Light show from solar storm

GRAND FORKS — The strongest solar storm in six years set off northern lights across much of Europe on Tuesday and could make viewing the aurora borealis dramatic in this region tonight.

GRAND FORKS — The strongest solar storm in six years set off northern lights across much of Europe on Tuesday and could make viewing the aurora borealis dramatic in this region tonight.

Solar flares or storms bring awesome sights, but they can also bring trouble.

According to the National Oceanic and Atmospheric Administration, problems can include current surges in power lines, and interference in the broadcast of radio, TV and telephone signals. No such problems were reported Tuesday.

Concerned about disruption to aircraft communications, Delta Air Lines Inc. said Tuesday that it was rerouting some transpolar flights between Asia and the U.S. to avoid the full impact of the solar storm, according to The Wall Street Journal.

The Atlanta-based carrier, which flies into Grand Forks, said some flights to Detroit from Hong Kong, Shanghai and Seoul took a more southerly route on overnight flights, though a spokesman said planes flew faster to keep schedules intact. Tuesday departures from the U.S. were expected to follow similar routes.

Even before particles from the solar storm reached Earth on Tuesday, the aurora borealis was dancing across the sky as far south as Ireland and England, where people rarely get a chance to catch the stunning light show, The Associated Press reported.

The eerie and dramatic northern lights are created when energetic particles from the sun excite oxygen and nitrogen atoms in the upper atmosphere causing them to emit light.
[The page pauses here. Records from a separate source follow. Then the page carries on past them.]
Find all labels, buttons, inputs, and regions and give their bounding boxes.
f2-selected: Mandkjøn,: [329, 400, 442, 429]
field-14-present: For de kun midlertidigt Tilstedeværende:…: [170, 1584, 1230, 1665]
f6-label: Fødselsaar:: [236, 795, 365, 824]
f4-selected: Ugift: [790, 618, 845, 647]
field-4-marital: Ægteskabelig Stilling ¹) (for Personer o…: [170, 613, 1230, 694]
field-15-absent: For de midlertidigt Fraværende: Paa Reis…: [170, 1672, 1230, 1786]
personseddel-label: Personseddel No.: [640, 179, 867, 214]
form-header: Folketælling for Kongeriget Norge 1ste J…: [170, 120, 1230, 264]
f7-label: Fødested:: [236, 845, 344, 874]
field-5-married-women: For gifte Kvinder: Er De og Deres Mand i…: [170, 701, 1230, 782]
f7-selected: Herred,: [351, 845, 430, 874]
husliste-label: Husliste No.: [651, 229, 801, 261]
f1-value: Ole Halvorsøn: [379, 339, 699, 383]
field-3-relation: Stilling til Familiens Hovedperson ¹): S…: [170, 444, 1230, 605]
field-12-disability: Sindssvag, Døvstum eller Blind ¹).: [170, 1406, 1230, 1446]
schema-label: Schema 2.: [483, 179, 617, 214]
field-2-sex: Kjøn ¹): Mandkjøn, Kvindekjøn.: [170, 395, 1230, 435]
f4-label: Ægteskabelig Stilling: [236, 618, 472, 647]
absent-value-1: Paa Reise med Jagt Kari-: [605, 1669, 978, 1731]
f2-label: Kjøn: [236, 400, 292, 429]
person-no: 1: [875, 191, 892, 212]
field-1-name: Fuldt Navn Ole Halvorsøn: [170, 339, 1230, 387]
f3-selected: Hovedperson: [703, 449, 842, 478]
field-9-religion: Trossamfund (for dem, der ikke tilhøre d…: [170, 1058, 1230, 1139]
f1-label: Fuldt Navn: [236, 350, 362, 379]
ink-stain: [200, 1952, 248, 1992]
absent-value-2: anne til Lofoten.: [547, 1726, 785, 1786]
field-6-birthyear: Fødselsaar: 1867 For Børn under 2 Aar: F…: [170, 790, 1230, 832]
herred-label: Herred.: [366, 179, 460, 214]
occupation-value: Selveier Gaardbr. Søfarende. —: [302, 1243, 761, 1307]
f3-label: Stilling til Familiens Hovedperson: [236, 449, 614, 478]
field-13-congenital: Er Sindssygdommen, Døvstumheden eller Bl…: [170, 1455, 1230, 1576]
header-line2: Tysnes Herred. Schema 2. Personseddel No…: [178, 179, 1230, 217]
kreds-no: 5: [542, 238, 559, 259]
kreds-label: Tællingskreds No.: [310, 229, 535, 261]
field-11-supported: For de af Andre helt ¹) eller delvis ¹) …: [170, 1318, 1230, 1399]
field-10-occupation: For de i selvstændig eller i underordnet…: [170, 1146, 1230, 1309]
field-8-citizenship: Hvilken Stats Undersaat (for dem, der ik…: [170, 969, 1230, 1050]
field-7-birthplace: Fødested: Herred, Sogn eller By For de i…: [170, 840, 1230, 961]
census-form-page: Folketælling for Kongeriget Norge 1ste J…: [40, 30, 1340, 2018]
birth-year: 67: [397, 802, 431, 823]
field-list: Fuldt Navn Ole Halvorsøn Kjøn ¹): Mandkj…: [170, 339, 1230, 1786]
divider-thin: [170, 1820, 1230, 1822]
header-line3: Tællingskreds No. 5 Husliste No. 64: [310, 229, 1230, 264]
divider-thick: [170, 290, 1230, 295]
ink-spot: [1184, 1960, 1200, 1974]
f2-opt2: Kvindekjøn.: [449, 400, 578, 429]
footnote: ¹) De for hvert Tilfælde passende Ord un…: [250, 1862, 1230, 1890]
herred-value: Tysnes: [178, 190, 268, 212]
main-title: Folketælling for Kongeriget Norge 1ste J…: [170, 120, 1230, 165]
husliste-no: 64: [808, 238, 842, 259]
There are more energetic particles during a solar flare.

Even experienced stargazers were stunned by the intensity of the aurora borealis that swept across the night sky in northern Europe after the biggest solar flare in six years.

“It has been absolutely incredible,” British astronomer John Mason cried from the deck of the MS Midnatsol, a cruise ship plying the fjord-fringed coast of northern Norway. “I saw my first aurora 40 years ago, and this is one of the best,” Mason told the AP, his voice nearly drowning in the cheers of awe-struck fellow

passengers.

Doug Biesecker of the U.S. Space Weather Prediction Center in Boulder, Colo., told the AP it appears Tuesday’s storm seemed mostly to miss the Earth, so the aurora borealis likely wouldn’t be visible very far south.

He said the northern lights being viewed in the United Kingdom likely were part of normal solar activity and not from the solar storm.